OUseful.Info, the blog…

Trying to find useful things to do with emerging technologies in open education

ScreenScraping HTML Web Pages With OpenRefine – Norwegian Oil Company Data

[An old post, rescued from the list of previously unpublished posts…]

Although I use OpenRefine from time time, one thing I don’t tend to use it for is screenscraping HTML web pages – I tend to write Python scripts in Scraperwiki to do this. Writing code is not for everyone, however, so I’ve brushed off my searches of the OpenRefine help pages to come up with this recipe for hacking around with various flavours of company data.

The setting actually comes from OpenOil’s Johnny West:

1) given the companies in a particular spreadsheet… for example “Bayerngas Norge AS” (row 6)
2) plug them into the Norwegian govt’s company registry — http://www.brreg.no/ (second search box down nav bar on the left) – this gives us corporate identifier… so for example… 989490168
3) plug that into purehelp.no — so http://www.purehelp.no/company/details/bayerngasnorgeas/989490168
4) the Aksjonærer at the bottom (the shareholders that hold that company) – their percentages
5) searching OpenCorporates.com with those names to get their corporate identifiers and home jurisdictions
6) mapping that back to the spreadsheet in some way… so for each of the companies with their EITI entry we get their parent companies and home jurisdictions

Let’s see how far we can get…

To start with, I had a look at the two corporate search sites Johnny mentioned.
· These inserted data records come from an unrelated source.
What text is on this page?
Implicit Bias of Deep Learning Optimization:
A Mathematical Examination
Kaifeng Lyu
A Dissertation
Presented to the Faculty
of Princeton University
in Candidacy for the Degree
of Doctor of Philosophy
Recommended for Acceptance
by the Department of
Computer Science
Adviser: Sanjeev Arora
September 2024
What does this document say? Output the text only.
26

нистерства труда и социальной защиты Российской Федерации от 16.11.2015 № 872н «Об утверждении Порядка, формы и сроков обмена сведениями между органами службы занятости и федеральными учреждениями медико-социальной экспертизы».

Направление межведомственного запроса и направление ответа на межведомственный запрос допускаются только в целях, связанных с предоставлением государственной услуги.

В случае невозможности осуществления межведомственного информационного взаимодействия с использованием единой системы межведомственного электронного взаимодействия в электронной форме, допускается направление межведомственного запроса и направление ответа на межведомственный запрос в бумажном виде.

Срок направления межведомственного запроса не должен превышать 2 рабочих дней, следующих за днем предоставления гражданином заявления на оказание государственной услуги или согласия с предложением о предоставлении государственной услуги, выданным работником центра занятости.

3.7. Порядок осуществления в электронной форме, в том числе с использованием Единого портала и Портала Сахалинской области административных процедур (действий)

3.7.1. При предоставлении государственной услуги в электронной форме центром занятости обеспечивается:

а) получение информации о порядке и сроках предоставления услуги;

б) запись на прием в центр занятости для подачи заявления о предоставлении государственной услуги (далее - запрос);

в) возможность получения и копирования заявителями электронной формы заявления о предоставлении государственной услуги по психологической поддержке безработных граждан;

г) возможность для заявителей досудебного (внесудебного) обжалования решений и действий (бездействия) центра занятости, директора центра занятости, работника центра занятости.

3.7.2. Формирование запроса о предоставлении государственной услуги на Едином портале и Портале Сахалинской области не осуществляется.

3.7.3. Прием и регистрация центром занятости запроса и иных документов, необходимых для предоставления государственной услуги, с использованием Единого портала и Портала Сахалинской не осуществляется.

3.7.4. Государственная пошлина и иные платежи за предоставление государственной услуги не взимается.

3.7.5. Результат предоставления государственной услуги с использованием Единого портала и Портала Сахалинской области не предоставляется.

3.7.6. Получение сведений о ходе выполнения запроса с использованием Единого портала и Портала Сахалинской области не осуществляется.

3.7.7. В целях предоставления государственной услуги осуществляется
Hacking around with the URLs, there seemed to be a couple of possible simplifications:

- looking up company ID can be constructed around http://w2.brreg.no/enhet/sok/treffliste.jsp?navn=Bayerngas+Norge+AS – the link structure has changed since I originally wrote this post, correct form is now http://w2.brreg.no/enhet/sok/treffliste.jsp?navn=Bayerngas+Norge+AS&orgform=0&fylke=0&kommune=0&barebedr=false [h/t/ Larssen in the comments.]

- http://www.purehelp.no/company/details/989490168 (without company name in URL) appears to work ok, so can get there from company number.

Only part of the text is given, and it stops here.